Fig. 3.3B shows an induction-heating pyrolyser with a filament made of a ferromagnetic material. This arrangement provides for rapid heating of the filament with the sample to a temperature corresponding to the Curie point of the filament material, which is in fact the pyrolysis temperature. Fig. 3.3C shows various types of filaments on which samples are placed and pyrolysed. 

Curie-point pyrolysis involves placing the sample wire into a radio frequency field that induces eddy currents in the ferromagnetic material and causes a temperature rise.
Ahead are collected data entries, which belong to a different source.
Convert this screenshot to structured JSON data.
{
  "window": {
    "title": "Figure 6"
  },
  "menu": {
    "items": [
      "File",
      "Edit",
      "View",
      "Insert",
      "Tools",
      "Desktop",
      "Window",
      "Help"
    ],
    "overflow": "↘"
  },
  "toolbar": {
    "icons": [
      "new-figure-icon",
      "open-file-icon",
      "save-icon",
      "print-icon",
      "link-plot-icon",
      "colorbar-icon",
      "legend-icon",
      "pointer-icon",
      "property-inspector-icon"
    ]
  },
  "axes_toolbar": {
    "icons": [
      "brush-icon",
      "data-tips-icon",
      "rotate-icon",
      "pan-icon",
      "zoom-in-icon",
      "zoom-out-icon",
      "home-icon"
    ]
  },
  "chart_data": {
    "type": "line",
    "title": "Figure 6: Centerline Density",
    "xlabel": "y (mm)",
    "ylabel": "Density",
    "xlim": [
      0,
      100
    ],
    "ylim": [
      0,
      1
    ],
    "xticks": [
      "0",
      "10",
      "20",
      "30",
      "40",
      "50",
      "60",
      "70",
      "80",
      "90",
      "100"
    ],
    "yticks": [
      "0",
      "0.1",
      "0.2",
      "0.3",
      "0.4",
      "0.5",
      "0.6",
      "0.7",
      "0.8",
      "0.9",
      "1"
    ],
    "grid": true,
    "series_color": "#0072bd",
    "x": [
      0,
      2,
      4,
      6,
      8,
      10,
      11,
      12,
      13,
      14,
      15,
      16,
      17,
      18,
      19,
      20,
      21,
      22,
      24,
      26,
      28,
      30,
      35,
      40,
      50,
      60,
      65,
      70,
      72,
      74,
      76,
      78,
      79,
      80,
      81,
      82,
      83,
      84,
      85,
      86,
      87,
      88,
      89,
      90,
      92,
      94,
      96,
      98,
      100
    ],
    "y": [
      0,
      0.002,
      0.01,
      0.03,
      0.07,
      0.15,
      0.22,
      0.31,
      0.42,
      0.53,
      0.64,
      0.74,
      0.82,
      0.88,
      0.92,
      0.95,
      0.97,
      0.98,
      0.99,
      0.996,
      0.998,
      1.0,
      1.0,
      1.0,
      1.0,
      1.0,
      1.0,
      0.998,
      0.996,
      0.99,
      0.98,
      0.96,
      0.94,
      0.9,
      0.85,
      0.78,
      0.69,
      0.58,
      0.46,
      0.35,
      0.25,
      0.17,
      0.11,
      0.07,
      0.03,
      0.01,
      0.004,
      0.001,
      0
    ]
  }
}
When the wire reaches the Curie-point temperature, it becomes paramagnetic and stops inducting power. The temperature at which the wire stabilizes (the Curie point) is a function of the type of metal. For example, the Curie points of cobalt, iron, and nickel are 1128, 770, and 358°C, respectively. Wires made from alloys of these metals produce intermediate temperatures. For example, the commonly used nickel-iron wire has a Curie point of 510°C. Differences between filament and Curie-point pyrolyzers depend on the pyrolysates examined and may be obscured by other instrumental differences, including the design of the transmission system to the detector. 

In the chemical data systems - filament coil type pyrolyser, Pyro-probe 122.the polymer samples are held in a quartz tube that is inserted into the platinum coil. If pyrolyses are to be conducted at slow rates the pyrolyser is interfaced to a sample concentration (Model 320, Chemical Data Systems) which collected the pyrolysates on a Tenax filled trap. In this way polymer samples can be processed for minutes or hours at slow heating rates and the pyrolysates collected for a single gas chromatographic analysis. When the pyrolysis is complete, the trap is pulse heated and backflushed with the carrier gas. The desorbed pyrolysates are transferred to a gas chromatograph (Model 3700 Varian or equivalent) equipped with a 50 m x 0.25 mm i.d. SE-54 capillary column (Quadrex).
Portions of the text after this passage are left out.